This page is under construction, so some data may be incomplete, and the organization may change. As always, please let me know about errors, but they will be in this page for some time.


This is a "DCC" system in that it can control DCC decoders. But, violating the DCC standard, there is no "cooperative intelligence" between locos/decoders and any other throttles, i.e. it does not have an overall central control (command station) that also has a database.

Trying to understand the product

First, the distribution model for Bluerail apparently adds to the confusion.

When I first investigated:

I kept winding up at this site: which is clearly pointed at installations. But I did find a link to  "BlueRailDCC by Tam Valley". I wanted the manufacturer's site.

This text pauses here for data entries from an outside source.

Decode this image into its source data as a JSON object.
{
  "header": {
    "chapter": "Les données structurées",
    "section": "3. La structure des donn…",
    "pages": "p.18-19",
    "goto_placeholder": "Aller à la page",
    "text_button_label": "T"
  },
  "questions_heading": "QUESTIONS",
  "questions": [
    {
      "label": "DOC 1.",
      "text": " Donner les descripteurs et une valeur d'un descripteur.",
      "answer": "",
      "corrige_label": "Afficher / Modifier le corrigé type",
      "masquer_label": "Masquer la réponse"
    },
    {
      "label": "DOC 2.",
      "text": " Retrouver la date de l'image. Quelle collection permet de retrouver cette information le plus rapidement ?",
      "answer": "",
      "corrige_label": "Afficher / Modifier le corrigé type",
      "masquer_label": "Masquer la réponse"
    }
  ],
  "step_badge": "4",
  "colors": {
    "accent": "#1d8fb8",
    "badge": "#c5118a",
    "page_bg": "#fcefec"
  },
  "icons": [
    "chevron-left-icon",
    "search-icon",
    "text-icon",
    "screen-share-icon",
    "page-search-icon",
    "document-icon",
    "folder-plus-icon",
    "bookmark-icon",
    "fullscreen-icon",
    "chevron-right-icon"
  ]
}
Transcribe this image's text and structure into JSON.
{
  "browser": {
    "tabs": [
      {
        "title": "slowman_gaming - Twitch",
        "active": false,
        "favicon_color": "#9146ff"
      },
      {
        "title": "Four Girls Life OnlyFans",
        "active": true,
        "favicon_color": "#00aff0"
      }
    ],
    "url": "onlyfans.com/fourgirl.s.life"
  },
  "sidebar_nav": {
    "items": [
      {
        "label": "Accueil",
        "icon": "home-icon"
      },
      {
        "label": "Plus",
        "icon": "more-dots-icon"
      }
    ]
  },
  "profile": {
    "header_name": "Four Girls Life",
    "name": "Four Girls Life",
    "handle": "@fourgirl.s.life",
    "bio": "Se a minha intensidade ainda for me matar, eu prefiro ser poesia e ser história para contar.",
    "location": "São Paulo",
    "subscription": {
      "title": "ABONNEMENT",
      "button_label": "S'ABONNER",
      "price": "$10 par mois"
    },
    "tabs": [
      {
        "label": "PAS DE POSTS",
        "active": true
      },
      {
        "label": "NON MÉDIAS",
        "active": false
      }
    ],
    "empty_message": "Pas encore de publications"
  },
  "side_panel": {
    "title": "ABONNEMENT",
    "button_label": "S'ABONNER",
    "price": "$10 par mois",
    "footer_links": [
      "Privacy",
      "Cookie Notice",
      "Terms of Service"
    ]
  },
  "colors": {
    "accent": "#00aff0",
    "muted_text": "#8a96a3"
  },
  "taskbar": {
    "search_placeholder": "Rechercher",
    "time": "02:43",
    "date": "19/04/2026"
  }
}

"Cool" I said, I have used a lot of Tam Valley stuff and know Duncan, so I clicked that link... and went to a page that was more of a  "buy now" as opposed to information on BlueRail. So I said heck, I want to learn about it, not buy it now, so I went to the official Tam Valley site, after all it says "BlueRailDCC by Tam Valley"

OK, now I am on the Tam Valley site:NOTHING ABOUT BlueRailDCC on the home page... what the fudge? Surely it would be listed on the products. NOPE, nowhere... so if it is advertised as BlueRailDCC by Tam Valley why the heck is it not on the home page of Tam Valley? Now I'm REALLY determined to figure this out. There is NO search tab on the Tam Valley site, so using Google to search the Tam Valley site, I found this page: The story went on, but it made me crazy.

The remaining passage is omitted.